Among his assignments as a student was a research project on fighter jets and how much information-be it a speedometer or a heads-up display-a pilot could digest all at one time. In a strange way, the research helped Mr. Quartararo see his work in the real estate industry in a totally new light.

“I apply a lot of that to what I do now, but it’s really about how real estate impacts the client,” said the broker, who lives with his wife and two young boys in Rye, Long Island. “Where I’m most valuable is not by helping my clients understand the real estate transaction or a project, but by getting into their heads and understanding what they think the challenges are.”
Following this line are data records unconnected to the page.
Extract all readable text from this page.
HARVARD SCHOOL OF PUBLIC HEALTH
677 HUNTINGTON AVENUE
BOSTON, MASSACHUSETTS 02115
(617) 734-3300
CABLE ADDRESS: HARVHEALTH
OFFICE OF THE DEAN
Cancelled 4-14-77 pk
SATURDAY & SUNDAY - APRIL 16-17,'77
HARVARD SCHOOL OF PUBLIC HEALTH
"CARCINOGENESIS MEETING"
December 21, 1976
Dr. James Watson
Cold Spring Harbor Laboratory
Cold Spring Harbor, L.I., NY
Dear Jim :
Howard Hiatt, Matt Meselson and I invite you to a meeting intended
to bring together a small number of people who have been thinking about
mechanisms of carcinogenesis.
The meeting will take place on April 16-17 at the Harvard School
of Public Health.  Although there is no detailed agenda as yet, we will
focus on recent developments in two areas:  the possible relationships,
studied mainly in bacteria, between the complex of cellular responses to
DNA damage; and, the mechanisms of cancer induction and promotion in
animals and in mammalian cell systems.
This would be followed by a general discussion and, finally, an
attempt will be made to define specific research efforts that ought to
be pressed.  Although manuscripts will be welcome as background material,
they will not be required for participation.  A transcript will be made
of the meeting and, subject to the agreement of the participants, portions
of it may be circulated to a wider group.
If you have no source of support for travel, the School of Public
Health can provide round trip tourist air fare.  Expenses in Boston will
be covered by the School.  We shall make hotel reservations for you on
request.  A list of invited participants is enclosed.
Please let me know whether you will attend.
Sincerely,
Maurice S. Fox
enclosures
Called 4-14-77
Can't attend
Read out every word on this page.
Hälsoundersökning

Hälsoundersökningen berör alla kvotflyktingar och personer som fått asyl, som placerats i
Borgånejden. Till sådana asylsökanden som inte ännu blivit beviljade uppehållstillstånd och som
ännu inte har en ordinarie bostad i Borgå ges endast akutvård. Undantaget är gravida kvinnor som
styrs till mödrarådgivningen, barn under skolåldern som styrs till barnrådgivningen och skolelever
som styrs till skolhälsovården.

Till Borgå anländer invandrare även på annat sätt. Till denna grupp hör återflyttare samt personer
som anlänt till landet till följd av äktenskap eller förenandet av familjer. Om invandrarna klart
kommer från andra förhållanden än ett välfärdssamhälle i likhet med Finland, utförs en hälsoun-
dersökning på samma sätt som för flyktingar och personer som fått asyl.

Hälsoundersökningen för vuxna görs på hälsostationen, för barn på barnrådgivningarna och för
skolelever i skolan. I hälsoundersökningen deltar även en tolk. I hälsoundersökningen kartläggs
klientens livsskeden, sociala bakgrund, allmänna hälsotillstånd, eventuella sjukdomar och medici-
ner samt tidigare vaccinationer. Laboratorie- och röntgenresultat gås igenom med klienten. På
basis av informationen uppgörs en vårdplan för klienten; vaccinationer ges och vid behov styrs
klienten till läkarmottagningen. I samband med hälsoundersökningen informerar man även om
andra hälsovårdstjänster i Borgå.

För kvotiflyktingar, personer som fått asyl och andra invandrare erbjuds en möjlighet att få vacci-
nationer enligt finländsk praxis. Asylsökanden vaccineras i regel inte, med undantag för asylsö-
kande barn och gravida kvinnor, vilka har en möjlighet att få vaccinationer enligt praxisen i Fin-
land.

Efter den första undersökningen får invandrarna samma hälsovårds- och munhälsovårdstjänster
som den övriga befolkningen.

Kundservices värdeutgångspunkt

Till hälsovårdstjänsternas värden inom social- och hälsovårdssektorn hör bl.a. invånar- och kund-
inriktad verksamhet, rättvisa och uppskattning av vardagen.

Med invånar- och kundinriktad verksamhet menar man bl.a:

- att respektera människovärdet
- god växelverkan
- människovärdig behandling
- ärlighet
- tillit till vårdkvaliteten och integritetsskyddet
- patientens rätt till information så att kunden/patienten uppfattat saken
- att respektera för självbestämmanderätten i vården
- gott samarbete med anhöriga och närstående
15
While he never actually entered the engineering fold, Mr. Quartararo accepted a job as a project manager for Turner Construction. The position, he said, allowed him an opportunity to run projects in New York, including the redevelopment of 1301 Avenue of the Americas, otherwise known as the JC Penney building, the broker said.

An avid fisherman who routinely goes tuna fishing off the Jersey Shore, Mr. Quartarao spends time at the beach with his wife and his 12-year-old and 9-year-old sons when he isn’t preoccupied with his work as an assistant leader for the Boy and Cub Scouts, or with the nonprofit groups he does charity work for, like the March of Dimes. Chief among those groups, he said, is his high position on the board of the Westchester Museum, as well as his role on the Advisory Committee at Hofstra University as it seeks to start a new engineering school.

“I just think we are in a time where it is so important for us to do it, and I want my boys to see that I do it and that others do it,” Mr. Quartararo said. “Our industry is extremely generous, and I think it’s the most generous industry in the world-in the most generous city in the world.”